Heady stuff, but it all boiled down to a mathematical analysis, and his breakthrough thinking was even given a mathematical name, the Coase Theorem.
Coase’s inclusion of contracting and contracting costs into the mix of a firm’s organizational structure and accounting helped earn him the Nobel Prize in Economics in 1991. While not his intent, many outsourcing advocates point to Coase’s work the grandfather of outsourcing because his worked helped provide companies with a framework for thinking of make versus buy decisions.

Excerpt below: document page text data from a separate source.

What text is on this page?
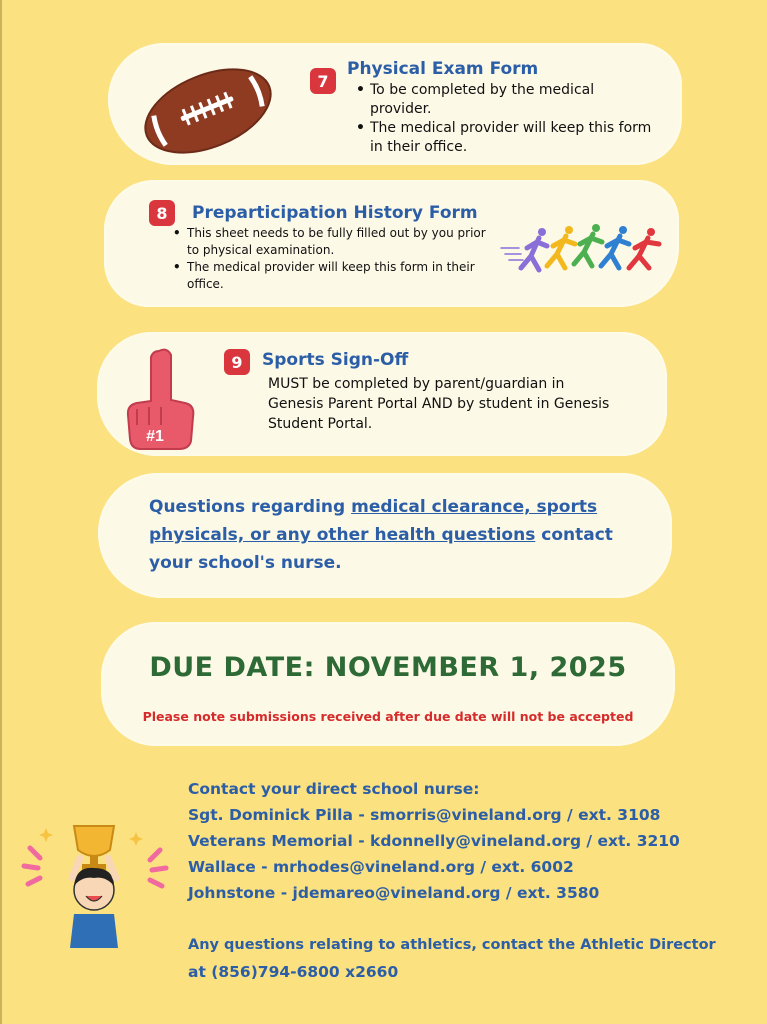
7
Physical Exam Form
• To be completed by the medical provider.
• The medical provider will keep this form in their office.
8	Preparticipation History Form
• This sheet needs to be fully filled out by you prior to physical examination.
• The medical provider will keep this form in their office.
#1
9	Sports Sign-Off
MUST be completed by parent/guardian in Genesis Parent Portal AND by student in Genesis Student Portal.
Questions regarding medical clearance, sports physicals, or any other health questions contact your school's nurse.
DUE DATE: NOVEMBER 1, 2025
Please note submissions received after due date will not be accepted
Contact your direct school nurse:
Sgt. Dominick Pilla - smorris@vineland.org / ext. 3108
Veterans Memorial - kdonnelly@vineland.org / ext. 3210
Wallace - mrhodes@vineland.org / ext. 6002
Johnstone - jdemareo@vineland.org / ext. 3580
Any questions relating to athletics, contact the Athletic Director
at (856)794-6800 x2660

I like to imagine that he was probably scratching his head and laughing at companies who rushed to offshore in the late 1990’s only to find that the $1 they saved in manufacturing was offset by other costs – because they didn’t do the math! In short: outsourcing is a math problem. A company needs to look at the transaction costs and do the calculations to determine not only if they should outsource, but where they should outsource.

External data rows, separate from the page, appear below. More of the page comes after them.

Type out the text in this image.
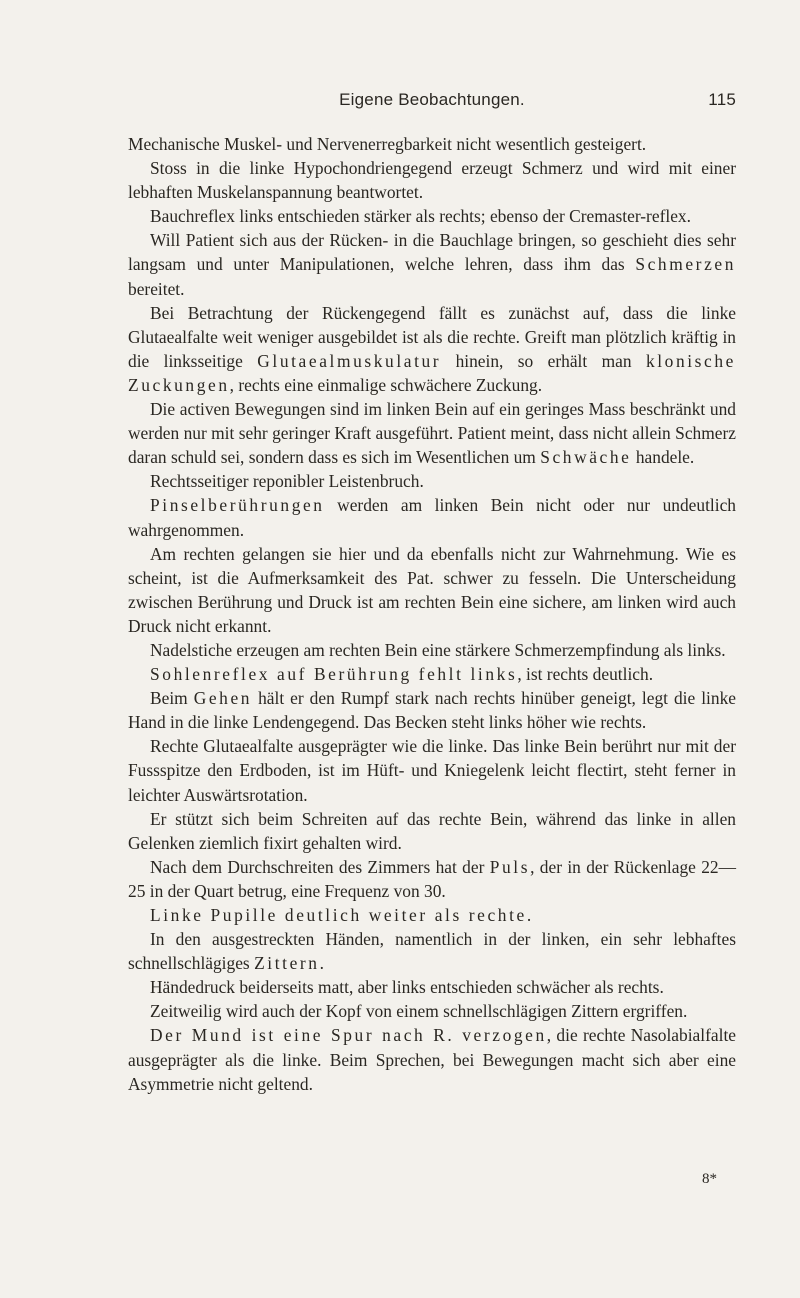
Eigene Beobachtungen.	115

Mechanische Muskel- und Nervenerregbarkeit nicht wesentlich gesteigert.

Stoss in die linke Hypochondriengegend erzeugt Schmerz und wird mit einer lebhaften Muskelanspannung beantwortet.

Bauchreflex links entschieden stärker als rechts; ebenso der Cremaster-reflex.

Will Patient sich aus der Rücken- in die Bauchlage bringen, so geschieht dies sehr langsam und unter Manipulationen, welche lehren, dass ihm das Schmerzen bereitet.

Bei Betrachtung der Rückengegend fällt es zunächst auf, dass die linke Glutaealfalte weit weniger ausgebildet ist als die rechte. Greift man plötzlich kräftig in die linksseitige Glutaealmuskulatur hinein, so erhält man klonische Zuckungen, rechts eine einmalige schwächere Zuckung.

Die activen Bewegungen sind im linken Bein auf ein geringes Mass beschränkt und werden nur mit sehr geringer Kraft ausgeführt. Patient meint, dass nicht allein Schmerz daran schuld sei, sondern dass es sich im Wesentlichen um Schwäche handele.

Rechtsseitiger reponibler Leistenbruch.

Pinselberührungen werden am linken Bein nicht oder nur undeutlich wahrgenommen.

Am rechten gelangen sie hier und da ebenfalls nicht zur Wahrnehmung. Wie es scheint, ist die Aufmerksamkeit des Pat. schwer zu fesseln. Die Unterscheidung zwischen Berührung und Druck ist am rechten Bein eine sichere, am linken wird auch Druck nicht erkannt.

Nadelstiche erzeugen am rechten Bein eine stärkere Schmerzempfindung als links.

Sohlenreflex auf Berührung fehlt links, ist rechts deutlich.

Beim Gehen hält er den Rumpf stark nach rechts hinüber geneigt, legt die linke Hand in die linke Lendengegend. Das Becken steht links höher wie rechts.

Rechte Glutaealfalte ausgeprägter wie die linke. Das linke Bein berührt nur mit der Fussspitze den Erdboden, ist im Hüft- und Kniegelenk leicht flectirt, steht ferner in leichter Auswärtsrotation.

Er stützt sich beim Schreiten auf das rechte Bein, während das linke in allen Gelenken ziemlich fixirt gehalten wird.

Nach dem Durchschreiten des Zimmers hat der Puls, der in der Rückenlage 22—25 in der Quart betrug, eine Frequenz von 30.

Linke Pupille deutlich weiter als rechte.

In den ausgestreckten Händen, namentlich in der linken, ein sehr lebhaftes schnellschlägiges Zittern.

Händedruck beiderseits matt, aber links entschieden schwächer als rechts.

Zeitweilig wird auch der Kopf von einem schnellschlägigen Zittern ergriffen.

Der Mund ist eine Spur nach R. verzogen, die rechte Nasolabialfalte ausgeprägter als die linke. Beim Sprechen, bei Bewegungen macht sich aber eine Asymmetrie nicht geltend.

8*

For today’s outsourcing firms the lesson is fairly clear: When outsourcing, consider the TOTAL COST – not just the price and budget of the work that is being outsourced. If you make your decisions solely on the price of the scope of work and not the total costs you will have a myopic and highly inaccurate picture.
And that’s also where three Vested Outsourcing rules come into serious play: Rule# 2 Focus on Outcomes; Rule#3 Agree on Clearly Defined and Measurable Outcomes; and Rule #4 Optimize Pricing Model Incentives.